Monday, 18 de November de 2024 ISSN 1519-7670 - Ano 24 - nº 1314

A epidemia de "exclusividades"

TV FOFOCA

(*)

Há alguns meses escrevi aqui [veja remissão abaixo] sobre um caso de publicação de três revistas semanais de bastidores e fofocas do mundo do entretenimento, que tinham dado um desfalque de lealdade aos seus fiéis leitores como poucas vezes se viu nessa imprensa especializada. Caras, Quem e Chiques & Famosos, numa decisão inédita, fizeram três matérias de capa, respectivamente e na mesma semana, com a Rainha dos Baixinhos, a apresentadora Xuxa, e dividiram entre si um critério de "exclusividade" que só enganou os próprios repórteres.

Roupas, ensaios fotográficos e textos.
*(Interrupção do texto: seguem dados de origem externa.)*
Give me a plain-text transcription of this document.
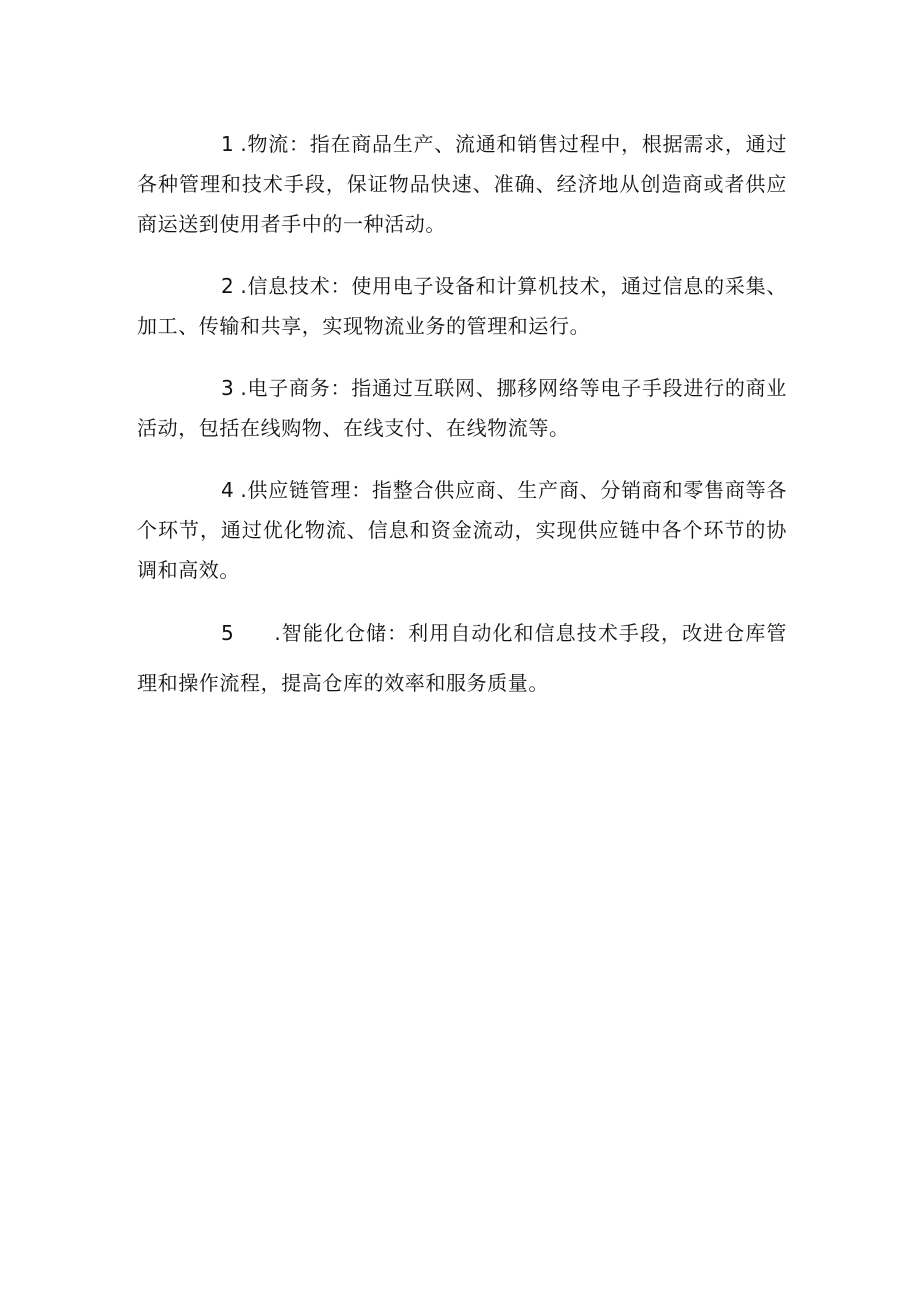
1 .物流：指在商品生产、流通和销售过程中，根据需求，通过各种管理和技术手段，保证物品快速、准确、经济地从创造商或者供应商运送到使用者手中的一种活动。

2 .信息技术：使用电子设备和计算机技术，通过信息的采集、加工、传输和共享，实现物流业务的管理和运行。

3 .电子商务：指通过互联网、挪移网络等电子手段进行的商业活动，包括在线购物、在线支付、在线物流等。

4 .供应链管理：指整合供应商、生产商、分销商和零售商等各个环节，通过优化物流、信息和资金流动，实现供应链中各个环节的协调和高效。

5 .智能化仓储：利用自动化和信息技术手段，改进仓库管理和操作流程，提高仓库的效率和服务质量。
Quase tudo se repetiu vergonhosamente nas
edições das referidas revistas. Agora, um fenômeno de semelhantes proporções está invadindo a telinha. Programas de TV, como A Casa É Sua (Rede TV!), O Melhor da Tarde e A Hora da Verdade (Band) e o Domingo Legal (SBT) resolveram adaptar essa esperta motivaç&aatilde;o para cativar a curiosidade alheia. Escrevem, em letras garrafais, nas legendas que servem de chamada para as suas matérias, a palavra "exclusividade". Mas de uma forma que impressiona a própria pretensão.
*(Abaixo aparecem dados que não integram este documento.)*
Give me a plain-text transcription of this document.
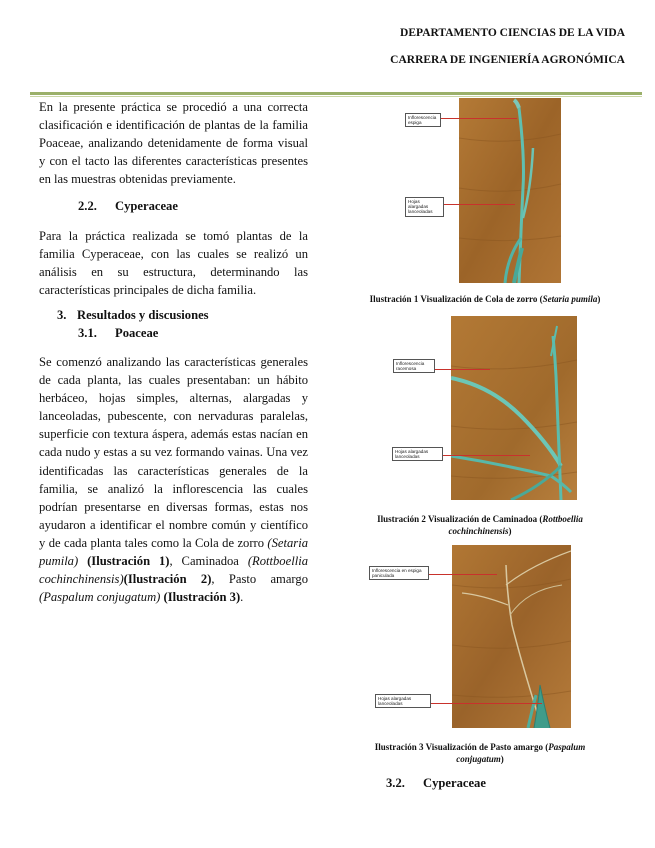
DEPARTAMENTO CIENCIAS DE LA VIDA
CARRERA DE INGENIERÍA AGRONÓMICA
En la presente práctica se procedió a una correcta clasificación e identificación de plantas de la familia Poaceae, analizando detenidamente de forma visual y con el tacto las diferentes características presentes en las muestras obtenidas previamente.
2.2. Cyperaceae
Para la práctica realizada se tomó plantas de la familia Cyperaceae, con las cuales se realizó un análisis en su estructura, determinando las características principales de dicha familia.
3. Resultados y discusiones
3.1. Poaceae
Se comenzó analizando las características generales de cada planta, las cuales presentaban: un hábito herbáceo, hojas simples, alternas, alargadas y lanceoladas, pubescente, con nervaduras paralelas, superficie con textura áspera, además estas nacían en cada nudo y estas a su vez formando vainas. Una vez identificadas las características generales de la familia, se analizó la inflorescencia las cuales podrían presentarse en diversas formas, estas nos ayudaron a identificar el nombre común y científico y de cada planta tales como la Cola de zorro (Setaria pumila) (Ilustración 1), Caminadoa (Rottboellia cochinchinensis)(Ilustración 2), Pasto amargo (Paspalum conjugatum) (Ilustración 3).
Inflorescencia espiga
Hojas alargadas lanceoladas
Ilustración 1 Visualización de Cola de zorro (Setaria pumila)
Inflorescencia racemosa
Hojas alargadas lanceoladas
Ilustración 2 Visualización de Caminadoa (Rottboellia cochinchinensis)
Inflorescencia en espiga paniculada
Hojas alargadas lanceoladas
Ilustración 3 Visualización de Pasto amargo (Paspalum conjugatum)
3.2. Cyperaceae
A jogada armada é a seguinte: como é praticamente impossível, segundo a lógica da Física, que um corpo ocupe dois lugares ao mesmo tempo, jamais existirão dois programas televisivos com transmissão ao vivo em que o entrevistado seja o cantor Daniel anunciando que vai abandonar a música, por exemplo. Obviamente, uma das duas entrevistas (se determinado caso ocorrer) será a exibição de um videoteipe. Por tanto, qual foi a solução arranjada para atrair a audiência? Esperar a aparição do cantor numa outra emissora,
talvez uns dois dias depois da apresentação da concorrente, e pronto. Está lá a famigerada expressão "entrevista exclusiva". Isso quando a semana ainda não terminou e surge uma terceira aparição, com o mesmo Daniel e em outra emissora falando sobre a mesma coisa em um outro programa e, novamente, aparece a exclusividade que nunca houve.

Querem um exemplo mais realista? Tiazinha filmando Objetos Voadores Não Identificados (OVNI?s). Quem deu o "furo de reportagem" foi o programa TV Fama (Rede TV!). Três dias depois num domingo, Gugu Liberato estava exibindo a fita com o conteúdo amadorístico-cinematográfico da dominatrix em seu Domingo Legal. Aliás, Suzana Alves merece desprestígio até como cinegrafista amadora, pois em um único segundo, através de um preciso e bem delineado close perante os vários minutos de fita que deve ter gastado, é que se possibilitou diferenciar uma nave extraterrestre de um balão meteorológico. Ah, sim! Gugu não depositou exclusividade nenhuma sobre o depoimento de Tiazinha no seu programa, mas disse que o conteúdo das fitas havia sido liberado unicamente por "especialistas da USP" para a exibição naquele horário pelo SBT. Mentira, pois já haviam feito o serviço.

Parece exagero ou o método que as emissoras insistem em apresentar está equivocado? A exclusividade (e essa é uma definição mais próxima do cotidiano dos profissionais da Comunicação) envolve apresentar algo único, um trunfo dado à produção ou equipe de um programa / emissora que dificilmente será equiparado com as outras. Uma transmissão de shows ao vivo no Rock in Rio e na íntegra pela Rede Globo (se bem que nem isso ela fez,
serve apenas para ilustrar o raciocínio) seria um belo exemplo, ignorando-se coisas constrangedoras como cotas de publicidade. Arranjar bate-bocas televisivos com atrizes do segundo escalão como o que aconteceu com o apresentador Leão Lobo (O Melhor da Tarde ? Band) e a atriz Najara Tureta também é exemplo de exclusividade única (desculpem a redundância). Medíocre, mas assim mesmo exclusiva. Resumindo: exclusividade na TV é uma coisa que a MTV faz muito bem. Foi a única que apresentou na íntegra a música Mano
Caetano, cantando ao vivo em uma apresentação feita pelo seu próprio autor-compositor, Lobão. Ihhhhh!! O canal Multishow já anunciou um show do cantor, para essa semana, "inédito e exclusivo". É melhor deixar pra lá.